Berto Giovanna, Ferreira-Cerca Sébastien, De Wulf Peter
Centre for Integrative Biology, University of Trento, Via Sommarive 9, 38123, Povo, TN, Italy.
Biochemistry III-Institute for Biochemistry, Genetics and Microbiology, University of Regensburg, Universitätsstraße 31, 93053, Regensburg, Germany.
Curr Genet. 2019 Apr;65(2):457-466. doi: 10.1007/s00294-018-0912-y. Epub 2018 Dec 4.

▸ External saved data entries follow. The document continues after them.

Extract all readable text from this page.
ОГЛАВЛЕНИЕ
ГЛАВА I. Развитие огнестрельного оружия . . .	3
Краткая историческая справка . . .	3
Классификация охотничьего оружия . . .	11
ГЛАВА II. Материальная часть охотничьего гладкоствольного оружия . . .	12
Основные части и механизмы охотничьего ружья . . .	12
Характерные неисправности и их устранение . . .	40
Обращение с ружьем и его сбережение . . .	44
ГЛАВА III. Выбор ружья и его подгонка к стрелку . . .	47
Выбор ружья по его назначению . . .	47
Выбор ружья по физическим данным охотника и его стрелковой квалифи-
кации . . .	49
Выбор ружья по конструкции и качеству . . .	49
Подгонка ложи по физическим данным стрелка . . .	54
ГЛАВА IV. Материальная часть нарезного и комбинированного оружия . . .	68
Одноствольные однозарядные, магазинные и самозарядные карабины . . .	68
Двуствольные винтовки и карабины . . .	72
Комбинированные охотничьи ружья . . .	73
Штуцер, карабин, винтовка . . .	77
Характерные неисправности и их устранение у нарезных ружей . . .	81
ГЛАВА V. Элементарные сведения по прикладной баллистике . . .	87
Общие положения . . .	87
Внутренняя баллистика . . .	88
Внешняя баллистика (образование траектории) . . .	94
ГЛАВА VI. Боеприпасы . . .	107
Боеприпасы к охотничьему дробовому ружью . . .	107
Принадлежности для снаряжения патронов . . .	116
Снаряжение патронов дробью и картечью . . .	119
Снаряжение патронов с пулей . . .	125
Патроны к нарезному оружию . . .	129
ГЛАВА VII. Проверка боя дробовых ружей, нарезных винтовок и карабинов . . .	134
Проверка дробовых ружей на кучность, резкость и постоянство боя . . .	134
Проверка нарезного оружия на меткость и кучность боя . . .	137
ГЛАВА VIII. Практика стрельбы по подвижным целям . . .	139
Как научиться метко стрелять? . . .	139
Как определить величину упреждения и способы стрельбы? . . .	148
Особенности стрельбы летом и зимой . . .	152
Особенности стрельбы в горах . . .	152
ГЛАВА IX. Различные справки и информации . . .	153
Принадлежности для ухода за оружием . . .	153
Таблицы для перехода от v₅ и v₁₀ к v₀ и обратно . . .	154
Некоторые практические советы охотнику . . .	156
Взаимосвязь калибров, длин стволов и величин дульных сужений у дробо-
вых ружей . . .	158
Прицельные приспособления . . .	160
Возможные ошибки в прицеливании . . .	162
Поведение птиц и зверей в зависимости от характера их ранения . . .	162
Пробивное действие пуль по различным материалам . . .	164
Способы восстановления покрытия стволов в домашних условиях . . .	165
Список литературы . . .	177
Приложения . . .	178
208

The atypical Rio1 protein kinases/ATPases, which exist in most archaea and eukaryotes, have been studied intensely to understand how they promote small ribosomal subunit (SSU) maturation. However, mutant and knockdown phenotypes in various organisms suggested roles in activities beyond SSU biogenesis, including the regulation of cell cycle progression (DNA transcription, replication, condensation, and segregation), cell division, metabolism, physiology, and development. Recent work with budding yeast, indeed, revealed that Rio1 (RIOK1 in metazoans) manages a large signaling network at the protein and gene levels via which it stimulates or restricts growth and division in response to nutrient availability. We examine how these findings translate to human cells and suggest that RIOK1 over-expression or mutations, as observed in primary cancer cells, may cause a mis-regulation of its network, contributing to cancer initiation and progression. We also reflect on how targeting RIOK1 might eradicate hitherto incurable tumors in the clinic.
非典型Rio1蛋白激酶/ATP酶存在于大多数古细菌和真核生物中,人们对其进行了深入研究,以了解它们如何促进小核糖体亚基(SSU)成熟。然而,各种生物体中的突变体和敲低表型表明,它们在SSU生物合成之外的活动中发挥作用,包括细胞周期进程(DNA转录、复制、凝聚和分离)、细胞分裂、代谢、生理和发育的调控。事实上,最近对芽殖酵母的研究表明,Rio1(后生动物中的RIOK1)在蛋白质和基因水平上管理着一个庞大的信号网络,通过该网络,它根据营养物质的可用性刺激或限制生长和分裂。我们研究了这些发现如何转化到人类细胞中,并表明在原发性癌细胞中观察到的RIOK1过表达或突变可能导致其网络的失调,从而促进癌症的发生和发展。我们还思考了靶向RIOK1如何在临床上根除迄今无法治愈的肿瘤。